LAGUNA NIGEL, Calif. — The ball Alex Rodriguez hit for his 500th home run will be auctioned off online.
SCP Auctions said bidding will begin Jan. 20 for the ball recovered by a college student at the old Yankee Stadium when A-Rod hit No. 500 on Aug. 4, 2007.
SCP also sold the balls Barry Bonds hit for his 755 and 756th home runs.
NEW YORK — Leaders at the U.S. Olympic Committee would consider bidding to bring a Winter Games to America as part of a larger effort to repair the federation's international standing.
"Nothing's off the table at this point," chairman Larry Probst said during an interview at Associated Press headquarters Tuesday, when asked about a possible 2022 bid.
The USOC has been quiet about future bids since Chicago finished dead last in the running to host the 2016 Summer Games that were awarded to Rio de Janeiro. A bid for the 2020 Summer Games is widely viewed as unlikely given Chicago's recent failure, at the cost of $70 million, and a similar early exit by New York in the race for the 2012 Olympics.
Probst and the USOC's new CEO, Scott Blackmun, said they're exploring the winter bid along with all options that would improve the USOC's strained relationship with the International Olympic Committee.

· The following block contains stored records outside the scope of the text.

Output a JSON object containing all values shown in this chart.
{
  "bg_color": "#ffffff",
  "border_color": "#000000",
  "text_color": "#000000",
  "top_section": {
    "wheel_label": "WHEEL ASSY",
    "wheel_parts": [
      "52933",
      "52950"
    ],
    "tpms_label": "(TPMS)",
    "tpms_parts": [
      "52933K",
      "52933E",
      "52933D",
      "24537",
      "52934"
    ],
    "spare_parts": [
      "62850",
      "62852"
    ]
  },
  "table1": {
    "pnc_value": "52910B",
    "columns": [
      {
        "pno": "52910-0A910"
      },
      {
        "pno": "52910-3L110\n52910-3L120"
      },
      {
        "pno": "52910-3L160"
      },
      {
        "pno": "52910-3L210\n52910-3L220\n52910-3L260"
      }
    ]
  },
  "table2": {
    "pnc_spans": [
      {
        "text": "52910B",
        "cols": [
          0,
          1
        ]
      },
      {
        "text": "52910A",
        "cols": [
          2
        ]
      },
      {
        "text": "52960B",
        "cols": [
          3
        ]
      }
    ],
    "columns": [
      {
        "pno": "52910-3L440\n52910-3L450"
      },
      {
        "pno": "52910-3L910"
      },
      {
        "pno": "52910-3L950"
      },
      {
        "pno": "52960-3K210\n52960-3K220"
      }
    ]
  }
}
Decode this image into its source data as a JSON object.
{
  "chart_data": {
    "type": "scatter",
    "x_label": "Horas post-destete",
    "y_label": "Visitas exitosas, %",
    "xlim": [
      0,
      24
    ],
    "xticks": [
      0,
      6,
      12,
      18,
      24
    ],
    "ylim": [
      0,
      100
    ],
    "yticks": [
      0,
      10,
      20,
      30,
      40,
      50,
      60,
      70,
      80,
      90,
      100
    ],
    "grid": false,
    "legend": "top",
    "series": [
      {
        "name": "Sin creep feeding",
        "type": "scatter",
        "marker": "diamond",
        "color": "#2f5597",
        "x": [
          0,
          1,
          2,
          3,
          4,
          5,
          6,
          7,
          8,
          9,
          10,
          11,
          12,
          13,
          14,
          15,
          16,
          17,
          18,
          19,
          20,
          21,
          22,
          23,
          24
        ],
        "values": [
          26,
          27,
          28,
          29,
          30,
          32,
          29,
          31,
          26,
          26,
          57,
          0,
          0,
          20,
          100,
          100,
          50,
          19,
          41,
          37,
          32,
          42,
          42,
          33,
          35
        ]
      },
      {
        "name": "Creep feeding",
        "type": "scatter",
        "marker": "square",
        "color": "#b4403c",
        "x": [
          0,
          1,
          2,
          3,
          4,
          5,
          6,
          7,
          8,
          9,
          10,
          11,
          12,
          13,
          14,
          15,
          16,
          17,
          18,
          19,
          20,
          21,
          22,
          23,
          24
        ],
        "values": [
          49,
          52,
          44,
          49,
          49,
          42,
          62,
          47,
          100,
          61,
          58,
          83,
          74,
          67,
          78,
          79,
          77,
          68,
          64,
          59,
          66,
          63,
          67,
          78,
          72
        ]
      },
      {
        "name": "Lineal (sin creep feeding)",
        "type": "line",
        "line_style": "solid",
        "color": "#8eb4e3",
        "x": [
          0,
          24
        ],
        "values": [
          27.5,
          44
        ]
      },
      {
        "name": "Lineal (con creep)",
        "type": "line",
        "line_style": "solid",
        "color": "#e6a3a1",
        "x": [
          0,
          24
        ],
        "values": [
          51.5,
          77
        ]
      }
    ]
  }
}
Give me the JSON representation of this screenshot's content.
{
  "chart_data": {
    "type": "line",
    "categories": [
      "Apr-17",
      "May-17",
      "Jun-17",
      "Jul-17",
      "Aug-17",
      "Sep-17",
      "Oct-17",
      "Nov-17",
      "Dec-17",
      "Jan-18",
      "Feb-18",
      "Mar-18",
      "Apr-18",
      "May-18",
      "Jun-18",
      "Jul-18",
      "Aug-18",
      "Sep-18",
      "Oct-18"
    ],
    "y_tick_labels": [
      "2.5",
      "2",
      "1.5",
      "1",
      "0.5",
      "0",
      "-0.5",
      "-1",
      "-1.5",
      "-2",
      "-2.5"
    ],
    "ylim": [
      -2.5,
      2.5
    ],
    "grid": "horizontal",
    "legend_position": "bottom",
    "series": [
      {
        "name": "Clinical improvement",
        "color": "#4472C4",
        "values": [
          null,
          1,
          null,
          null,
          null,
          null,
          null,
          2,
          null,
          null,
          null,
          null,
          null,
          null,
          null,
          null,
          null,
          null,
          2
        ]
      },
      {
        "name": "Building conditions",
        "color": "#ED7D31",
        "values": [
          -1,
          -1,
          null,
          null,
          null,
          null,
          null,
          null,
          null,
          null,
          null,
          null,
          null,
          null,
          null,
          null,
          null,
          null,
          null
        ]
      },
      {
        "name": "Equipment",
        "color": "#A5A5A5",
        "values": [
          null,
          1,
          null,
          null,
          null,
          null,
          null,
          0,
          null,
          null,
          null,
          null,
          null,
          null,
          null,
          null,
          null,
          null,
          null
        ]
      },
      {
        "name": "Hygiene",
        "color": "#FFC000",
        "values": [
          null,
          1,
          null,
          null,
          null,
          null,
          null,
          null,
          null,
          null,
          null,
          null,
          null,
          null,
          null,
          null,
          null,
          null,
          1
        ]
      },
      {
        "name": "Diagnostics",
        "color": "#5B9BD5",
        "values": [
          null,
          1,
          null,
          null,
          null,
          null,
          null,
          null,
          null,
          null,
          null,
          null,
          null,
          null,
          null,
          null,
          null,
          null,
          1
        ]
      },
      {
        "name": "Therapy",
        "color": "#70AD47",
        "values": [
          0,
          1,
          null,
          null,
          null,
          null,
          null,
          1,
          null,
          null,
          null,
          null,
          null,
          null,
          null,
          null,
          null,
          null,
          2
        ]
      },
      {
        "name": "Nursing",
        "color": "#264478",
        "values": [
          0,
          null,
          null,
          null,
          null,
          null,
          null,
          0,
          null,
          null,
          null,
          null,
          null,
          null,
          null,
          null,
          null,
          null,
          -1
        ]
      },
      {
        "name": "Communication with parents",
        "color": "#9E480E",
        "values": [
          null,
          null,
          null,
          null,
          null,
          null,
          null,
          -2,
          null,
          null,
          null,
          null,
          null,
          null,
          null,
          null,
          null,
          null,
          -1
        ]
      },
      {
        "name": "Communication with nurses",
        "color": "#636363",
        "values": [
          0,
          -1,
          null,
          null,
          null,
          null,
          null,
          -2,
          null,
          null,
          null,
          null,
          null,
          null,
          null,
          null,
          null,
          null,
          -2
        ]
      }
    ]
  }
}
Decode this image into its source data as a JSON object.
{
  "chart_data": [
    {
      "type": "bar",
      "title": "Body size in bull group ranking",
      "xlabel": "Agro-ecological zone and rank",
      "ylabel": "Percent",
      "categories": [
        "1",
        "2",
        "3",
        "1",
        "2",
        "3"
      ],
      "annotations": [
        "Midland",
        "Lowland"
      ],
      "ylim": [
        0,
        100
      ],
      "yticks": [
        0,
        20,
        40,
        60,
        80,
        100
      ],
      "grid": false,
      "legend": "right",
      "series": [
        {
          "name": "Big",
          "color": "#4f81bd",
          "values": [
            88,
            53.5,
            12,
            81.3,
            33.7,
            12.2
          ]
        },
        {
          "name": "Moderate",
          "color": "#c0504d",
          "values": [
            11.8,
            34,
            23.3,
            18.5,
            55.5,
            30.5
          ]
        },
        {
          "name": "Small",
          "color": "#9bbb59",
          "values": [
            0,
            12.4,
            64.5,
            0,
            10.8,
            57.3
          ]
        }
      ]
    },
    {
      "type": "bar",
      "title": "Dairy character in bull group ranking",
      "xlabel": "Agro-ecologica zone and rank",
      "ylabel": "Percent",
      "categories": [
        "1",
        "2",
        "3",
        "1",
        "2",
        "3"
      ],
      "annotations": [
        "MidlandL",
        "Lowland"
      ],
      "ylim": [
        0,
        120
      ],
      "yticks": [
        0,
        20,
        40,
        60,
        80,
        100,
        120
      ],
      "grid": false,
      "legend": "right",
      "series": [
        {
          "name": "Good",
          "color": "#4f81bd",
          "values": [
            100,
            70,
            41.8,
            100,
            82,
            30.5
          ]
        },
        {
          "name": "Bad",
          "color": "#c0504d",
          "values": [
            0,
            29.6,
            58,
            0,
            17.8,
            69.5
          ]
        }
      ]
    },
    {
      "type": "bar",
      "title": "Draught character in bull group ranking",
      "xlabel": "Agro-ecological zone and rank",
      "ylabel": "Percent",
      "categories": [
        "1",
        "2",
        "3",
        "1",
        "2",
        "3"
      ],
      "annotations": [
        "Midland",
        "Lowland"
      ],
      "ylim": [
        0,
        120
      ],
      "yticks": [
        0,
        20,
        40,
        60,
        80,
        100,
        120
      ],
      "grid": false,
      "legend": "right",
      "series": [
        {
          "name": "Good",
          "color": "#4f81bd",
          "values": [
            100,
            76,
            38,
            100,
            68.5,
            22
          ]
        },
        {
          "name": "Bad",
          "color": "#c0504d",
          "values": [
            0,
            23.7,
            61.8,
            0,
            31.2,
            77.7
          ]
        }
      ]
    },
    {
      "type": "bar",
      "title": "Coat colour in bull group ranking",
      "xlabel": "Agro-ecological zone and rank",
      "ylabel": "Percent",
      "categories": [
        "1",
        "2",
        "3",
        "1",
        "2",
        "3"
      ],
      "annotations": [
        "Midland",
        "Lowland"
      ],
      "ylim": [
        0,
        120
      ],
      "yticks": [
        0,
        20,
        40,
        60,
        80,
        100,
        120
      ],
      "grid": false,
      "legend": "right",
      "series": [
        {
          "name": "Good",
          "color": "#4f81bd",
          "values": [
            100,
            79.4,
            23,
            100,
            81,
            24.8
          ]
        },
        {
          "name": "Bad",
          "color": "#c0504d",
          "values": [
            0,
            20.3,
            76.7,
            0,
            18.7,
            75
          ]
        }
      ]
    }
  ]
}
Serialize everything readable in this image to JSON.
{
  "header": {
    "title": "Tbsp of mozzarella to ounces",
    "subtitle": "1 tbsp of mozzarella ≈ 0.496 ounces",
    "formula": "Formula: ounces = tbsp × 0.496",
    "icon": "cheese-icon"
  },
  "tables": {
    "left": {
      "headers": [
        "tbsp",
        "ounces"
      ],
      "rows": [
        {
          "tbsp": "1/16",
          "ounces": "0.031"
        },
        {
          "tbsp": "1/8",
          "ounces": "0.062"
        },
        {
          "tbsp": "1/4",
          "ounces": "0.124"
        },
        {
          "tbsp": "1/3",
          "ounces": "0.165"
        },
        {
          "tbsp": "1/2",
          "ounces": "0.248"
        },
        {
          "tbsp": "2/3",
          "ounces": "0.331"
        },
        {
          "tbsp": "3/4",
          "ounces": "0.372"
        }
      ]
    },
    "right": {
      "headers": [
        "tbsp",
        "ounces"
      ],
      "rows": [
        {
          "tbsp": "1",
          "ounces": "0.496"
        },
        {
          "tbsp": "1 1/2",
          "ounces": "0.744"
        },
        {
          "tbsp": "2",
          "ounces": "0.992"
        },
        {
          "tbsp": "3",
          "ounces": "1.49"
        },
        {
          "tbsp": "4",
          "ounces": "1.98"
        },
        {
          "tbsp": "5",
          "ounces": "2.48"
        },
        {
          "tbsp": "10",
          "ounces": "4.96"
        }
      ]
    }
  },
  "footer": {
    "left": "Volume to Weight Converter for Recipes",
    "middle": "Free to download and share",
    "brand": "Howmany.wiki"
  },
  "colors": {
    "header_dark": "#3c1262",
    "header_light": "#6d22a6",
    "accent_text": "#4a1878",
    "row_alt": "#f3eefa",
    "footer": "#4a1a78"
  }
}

Many saw Chicago's loss as a slap at USOC leadership by IOC members.
Winter Olympics aren't as popular with bid cities as the Summer Games. In some circles, the thought of hosting a Winter Olympics — or a Youth Olympic Games — could be viewed as a step toward eventually bringing a Summer Olympics back to the United States.
SACRAMENTO, Calif. — Sacramento Kings leading scorer Kevin Martin is ready to return to practice after recovering from surgery on his left wrist.
The Kings said Tuesday that Martin is cleared for full contact participation. He will practice Wednesday and join the team on its upcoming six-game road trip beginning Friday in Philadelphia.
Martin averaged 30.6 points through the first five games before injuring the wrist.
LUBBOCK, Texas — Texas Tech on Tuesday asked a judge to throw out fired coach Mike Leach's lawsuit, saying state law gives the university immunity from legal action.
The university contended Leach is barred from suing the university without a waiver of sovereign immunity from the Texas Legislature.
Attorneys for Leach, who was fired last month amid allegations he mistreated a player who had suffered a concussion, also filed additional claims Tuesday, including that the school violated the Texas Whistleblower Act in dismissing the coach.
One of the attorneys, Paul Dobrowski, said at a news conference that a sovereign immunity defense isn't permissible under a whistleblower claim. In a statement read by another attorney, Ted Liggett, Leach said he expects to be "vindicated," and will "vigorously prosecute" his claims.